🤖 AI Summary
Training large-scale sparse autoencoders (SAEs) incurs prohibitive computational and memory overhead—especially with large dictionary sizes—hindering scalability and interpretability.
Method: We propose KronSAE, a novel architecture featuring (1) a Kronecker-product-based latent-space decomposition framework that drastically reduces linear transformation parameters; (2) mAND, a differentiable activation function approximating binary AND logic to enforce high sparsity while enhancing semantic interpretability of learned features; and (3) sparse-aware kernel optimizations for efficient inference.

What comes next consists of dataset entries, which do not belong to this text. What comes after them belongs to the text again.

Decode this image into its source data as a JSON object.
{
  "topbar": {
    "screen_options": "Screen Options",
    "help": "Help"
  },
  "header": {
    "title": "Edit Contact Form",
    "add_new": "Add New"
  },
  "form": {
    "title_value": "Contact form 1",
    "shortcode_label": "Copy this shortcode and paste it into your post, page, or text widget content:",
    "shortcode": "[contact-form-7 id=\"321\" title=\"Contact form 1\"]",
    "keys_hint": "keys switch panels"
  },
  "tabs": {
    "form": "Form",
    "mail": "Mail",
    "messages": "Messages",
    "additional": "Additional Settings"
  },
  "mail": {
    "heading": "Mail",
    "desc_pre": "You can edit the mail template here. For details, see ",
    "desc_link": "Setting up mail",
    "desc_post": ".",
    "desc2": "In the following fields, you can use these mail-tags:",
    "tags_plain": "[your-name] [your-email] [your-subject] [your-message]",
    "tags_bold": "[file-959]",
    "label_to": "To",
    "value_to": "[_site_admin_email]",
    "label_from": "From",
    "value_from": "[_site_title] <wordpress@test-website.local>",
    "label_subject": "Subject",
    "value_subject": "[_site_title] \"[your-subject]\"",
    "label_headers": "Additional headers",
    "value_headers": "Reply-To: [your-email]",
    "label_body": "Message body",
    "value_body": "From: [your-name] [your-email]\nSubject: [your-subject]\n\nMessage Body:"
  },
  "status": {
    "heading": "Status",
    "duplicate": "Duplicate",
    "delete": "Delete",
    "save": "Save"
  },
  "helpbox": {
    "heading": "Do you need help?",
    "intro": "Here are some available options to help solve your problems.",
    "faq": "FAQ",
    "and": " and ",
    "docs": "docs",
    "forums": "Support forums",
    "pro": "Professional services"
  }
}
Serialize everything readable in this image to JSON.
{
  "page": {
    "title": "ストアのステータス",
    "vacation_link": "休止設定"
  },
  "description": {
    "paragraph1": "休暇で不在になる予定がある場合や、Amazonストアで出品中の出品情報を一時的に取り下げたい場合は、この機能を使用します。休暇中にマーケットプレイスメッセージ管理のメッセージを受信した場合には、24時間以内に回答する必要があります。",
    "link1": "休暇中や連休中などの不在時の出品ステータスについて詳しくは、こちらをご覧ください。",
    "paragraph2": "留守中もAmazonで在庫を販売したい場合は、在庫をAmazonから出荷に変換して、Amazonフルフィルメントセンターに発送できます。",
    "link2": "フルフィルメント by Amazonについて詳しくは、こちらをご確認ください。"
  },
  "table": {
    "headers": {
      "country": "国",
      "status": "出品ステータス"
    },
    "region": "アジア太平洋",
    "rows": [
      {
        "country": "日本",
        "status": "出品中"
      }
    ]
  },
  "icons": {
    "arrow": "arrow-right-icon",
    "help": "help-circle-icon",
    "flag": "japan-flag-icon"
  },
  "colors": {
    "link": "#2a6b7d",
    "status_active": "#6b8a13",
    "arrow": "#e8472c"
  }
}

Results: On neuron feature disentanglement in language models, KronSAE significantly reduces memory and FLOP consumption, enabling training with substantially larger dictionaries. It simultaneously improves reconstruction accuracy and direction-level interpretability—measured via feature alignment and causal mediation analysis—without compromising sparsity or fidelity.
📝 Abstract
Sparse Autoencoders (SAEs) have demonstrated significant promise in interpreting the hidden states of language models by decomposing them into interpretable latent directions. However, training SAEs at scale remains challenging, especially when large dictionary sizes are used. While decoders can leverage sparse-aware kernels for efficiency, encoders still require computationally intensive linear operations with large output dimensions. To address this, we propose KronSAE, a novel architecture that factorizes the latent representation via Kronecker product decomposition, drastically reducing memory and computational overhead. Furthermore, we introduce mAND, a differentiable activation function approximating the binary AND operation, which improves interpretability and performance in our factorized framework.